Wednesday, March 13th, 2013
Join us for the free online class “PubMed for Librarians.” Classes in April, June, and September 2013 are now open for registration.
The PubMed for Librarians class is divided into five segments (90 minutes each). Each segment is a synchronous online session that includes hands-on exercises and is worth 1.5 hours of MLA CE credit. Participants can choose any or all of the 5 segments that interest them.
For details, see the NLM Tech Bull. 2013 Mar-Apr;(391):e2.
Friday, December 7th, 2012
The title of the article I’ve linked to here is 5 Great eLearning Boredom Busters, however, I think the suggestions work for in-person presentations as well.
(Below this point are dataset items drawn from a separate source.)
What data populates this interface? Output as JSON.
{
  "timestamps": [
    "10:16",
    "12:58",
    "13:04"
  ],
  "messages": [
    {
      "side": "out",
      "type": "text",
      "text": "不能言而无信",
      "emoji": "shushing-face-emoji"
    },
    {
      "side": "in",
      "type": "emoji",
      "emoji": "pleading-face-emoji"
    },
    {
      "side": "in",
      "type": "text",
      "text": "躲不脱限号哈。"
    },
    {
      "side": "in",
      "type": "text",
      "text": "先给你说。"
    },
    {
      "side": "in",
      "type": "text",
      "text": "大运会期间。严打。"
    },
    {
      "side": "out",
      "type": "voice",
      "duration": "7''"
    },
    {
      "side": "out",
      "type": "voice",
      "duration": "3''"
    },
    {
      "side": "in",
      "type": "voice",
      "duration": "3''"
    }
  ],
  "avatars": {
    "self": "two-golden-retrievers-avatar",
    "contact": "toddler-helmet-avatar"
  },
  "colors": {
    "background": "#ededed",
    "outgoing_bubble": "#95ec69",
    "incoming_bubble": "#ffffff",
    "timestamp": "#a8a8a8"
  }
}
I’ve listed the 5 suggestions below. Follow the link to read more and about each item and solutions.
Avoid content-centered design
When talking about content…make it “sticky”
Show, don’t tell!
Spell out the famous WIFM (What’s in it for me)
Avoid “busy work” interactivity
Friday, November 9th, 2012
Peter Norvig, Director of Research at Google, gave a TED talk about redefining education when he and a colleague offered a freely available online class to the world. 160,000 people signed up and 20,000 completed the class (That’s actually a pretty good completion rate for this type of offering). However, his re-definition actually created “a classroom much more like a traditional class”. Watch the 6 minute video at: http://youtu.be/tYclUdcsdeo
Thursday, September 13th, 2012
In a recent presentation I attended there was a discussion was about about two groups of students, one undergraduate, the other graduate, who were asked to name the 10 most important qualities of behavior of the teacher during an online course. The top two qualities named they named?
Number one: Communication (that we understand)
Number two: Instructor disposition (we might need help with that)
Teacher disposition can be defined as having empathy, positive view of self, positive view of others, honesty, genuineness, meaningful purpose and vision.
Teacher disposition may lead to better student success with increased learning outcomes.
How do we make sure we are demonstrating the desired disposition during an online course?
Some key qualities:
• Be very present from the start.
• Personalize to each student.
• When a question is asked respond as quickly as possible, if possible immediately.
• Use the person’s name when communicating and if possible write a personal note.
• Provide positive feedback.
• Your tone can and will be detected. Present with positive, high-energy.